The French government, bowing to pressure from lawmakers, revived a measure legalizing file-sharing and submitted it to debate Thursday as part of a larger draft law on fighting piracy.
It was the latest stage in a the roller-coaster ride for the so-called "global license," which would let Internet users download as much copyrighted content as they like for a monthly fee of a few euros (dollars).
Culture Minister Renaud Donnedieu de Vabres re-introduced the so-called "global license" after a drawn-out, late-night session Wednesday in the National Assembly.
Backed by many opposition Socialists as well as rebel lawmakers from the governing conservative Union for a Popular Movement, the amendment was adopted in a surprise vote in December amid heavy lobbying from consumer groups.

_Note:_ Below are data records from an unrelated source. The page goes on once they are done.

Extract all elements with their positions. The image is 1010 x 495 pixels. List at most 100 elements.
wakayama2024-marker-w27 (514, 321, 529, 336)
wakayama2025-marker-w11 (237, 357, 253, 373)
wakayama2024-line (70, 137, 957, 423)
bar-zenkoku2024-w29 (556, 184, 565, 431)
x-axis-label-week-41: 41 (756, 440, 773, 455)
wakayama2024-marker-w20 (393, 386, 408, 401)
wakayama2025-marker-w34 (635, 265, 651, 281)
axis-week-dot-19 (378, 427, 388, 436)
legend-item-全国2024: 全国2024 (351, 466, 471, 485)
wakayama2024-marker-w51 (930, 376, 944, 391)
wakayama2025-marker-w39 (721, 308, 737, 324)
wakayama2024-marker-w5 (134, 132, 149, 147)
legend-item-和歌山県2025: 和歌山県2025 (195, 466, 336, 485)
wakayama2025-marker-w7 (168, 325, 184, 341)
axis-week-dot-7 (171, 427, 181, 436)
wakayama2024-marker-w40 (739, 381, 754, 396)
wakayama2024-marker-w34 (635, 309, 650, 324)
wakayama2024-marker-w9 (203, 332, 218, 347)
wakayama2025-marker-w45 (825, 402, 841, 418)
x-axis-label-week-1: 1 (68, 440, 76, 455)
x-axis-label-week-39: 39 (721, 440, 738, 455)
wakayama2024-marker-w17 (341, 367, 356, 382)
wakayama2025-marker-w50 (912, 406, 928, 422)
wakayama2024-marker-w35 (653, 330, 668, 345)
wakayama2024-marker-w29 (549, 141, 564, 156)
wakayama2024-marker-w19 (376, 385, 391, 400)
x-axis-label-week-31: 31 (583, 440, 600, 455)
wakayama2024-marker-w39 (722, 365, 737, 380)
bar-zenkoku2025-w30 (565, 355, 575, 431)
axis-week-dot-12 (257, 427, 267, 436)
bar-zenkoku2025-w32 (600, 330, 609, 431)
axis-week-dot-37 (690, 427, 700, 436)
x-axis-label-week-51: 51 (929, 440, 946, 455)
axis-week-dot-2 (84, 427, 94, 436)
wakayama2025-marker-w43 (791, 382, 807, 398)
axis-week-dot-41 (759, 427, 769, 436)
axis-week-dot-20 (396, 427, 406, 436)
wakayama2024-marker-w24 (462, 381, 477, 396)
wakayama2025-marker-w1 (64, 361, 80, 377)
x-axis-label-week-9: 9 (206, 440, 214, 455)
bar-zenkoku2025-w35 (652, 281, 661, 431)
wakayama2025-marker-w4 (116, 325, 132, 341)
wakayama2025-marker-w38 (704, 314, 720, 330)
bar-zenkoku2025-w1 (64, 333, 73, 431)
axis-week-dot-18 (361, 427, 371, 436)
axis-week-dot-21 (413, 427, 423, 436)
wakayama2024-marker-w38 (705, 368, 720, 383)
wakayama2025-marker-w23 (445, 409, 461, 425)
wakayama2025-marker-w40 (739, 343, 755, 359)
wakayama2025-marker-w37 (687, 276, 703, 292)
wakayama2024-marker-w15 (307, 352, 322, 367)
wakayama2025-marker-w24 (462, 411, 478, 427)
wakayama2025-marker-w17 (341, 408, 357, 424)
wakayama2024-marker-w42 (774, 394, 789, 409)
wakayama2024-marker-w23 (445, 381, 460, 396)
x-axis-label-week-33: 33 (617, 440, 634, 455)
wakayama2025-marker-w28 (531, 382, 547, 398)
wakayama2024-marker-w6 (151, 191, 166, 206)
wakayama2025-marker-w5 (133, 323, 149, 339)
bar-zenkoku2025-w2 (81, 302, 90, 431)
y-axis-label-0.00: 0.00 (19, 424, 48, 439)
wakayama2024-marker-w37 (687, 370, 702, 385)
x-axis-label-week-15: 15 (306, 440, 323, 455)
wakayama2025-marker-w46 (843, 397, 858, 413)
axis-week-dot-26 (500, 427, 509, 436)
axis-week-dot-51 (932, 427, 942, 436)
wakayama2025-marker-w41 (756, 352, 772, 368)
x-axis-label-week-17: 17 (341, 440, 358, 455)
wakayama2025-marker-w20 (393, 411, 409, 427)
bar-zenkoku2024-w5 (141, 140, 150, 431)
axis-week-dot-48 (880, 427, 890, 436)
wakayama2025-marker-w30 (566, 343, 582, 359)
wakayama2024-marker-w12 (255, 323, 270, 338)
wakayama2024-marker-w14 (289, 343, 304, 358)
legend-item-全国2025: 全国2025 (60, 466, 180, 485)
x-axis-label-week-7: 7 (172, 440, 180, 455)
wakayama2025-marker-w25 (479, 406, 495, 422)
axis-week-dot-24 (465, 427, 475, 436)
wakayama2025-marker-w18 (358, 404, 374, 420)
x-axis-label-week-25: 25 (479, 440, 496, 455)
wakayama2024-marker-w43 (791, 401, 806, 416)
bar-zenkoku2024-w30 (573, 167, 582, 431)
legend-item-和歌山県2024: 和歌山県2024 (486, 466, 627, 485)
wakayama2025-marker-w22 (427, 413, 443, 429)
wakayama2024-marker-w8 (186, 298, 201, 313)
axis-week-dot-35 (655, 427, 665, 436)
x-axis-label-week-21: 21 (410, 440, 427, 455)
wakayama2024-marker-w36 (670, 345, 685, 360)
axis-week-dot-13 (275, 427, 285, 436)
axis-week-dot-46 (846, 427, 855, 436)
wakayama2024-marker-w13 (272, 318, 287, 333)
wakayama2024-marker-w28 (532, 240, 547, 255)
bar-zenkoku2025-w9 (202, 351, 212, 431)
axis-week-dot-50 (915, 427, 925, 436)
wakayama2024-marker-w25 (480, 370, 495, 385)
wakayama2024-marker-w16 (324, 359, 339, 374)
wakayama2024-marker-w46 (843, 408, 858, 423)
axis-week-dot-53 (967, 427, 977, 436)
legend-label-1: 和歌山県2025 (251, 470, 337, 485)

But the government deleted the amendment when it resubmitted the anti-piracy legislation for debate earlier this week.
Under fire from lawmakers, the culture minister reversed course early Thursday.
"I want there to be no ambiguity," and for the text to be submitted to thorough deliberation, he said.
The latest draft lightens the penalties for those caught pirating music or movies online. But it also strengthens legal protection for anti-copy software known as DRM, or digital rights management, shielding it from challenges under French laws that grant consumers the right to make copies of music and film for private use.
Consumer groups have cheered the legalized file-sharing measures, while the music industry is leading a backlash.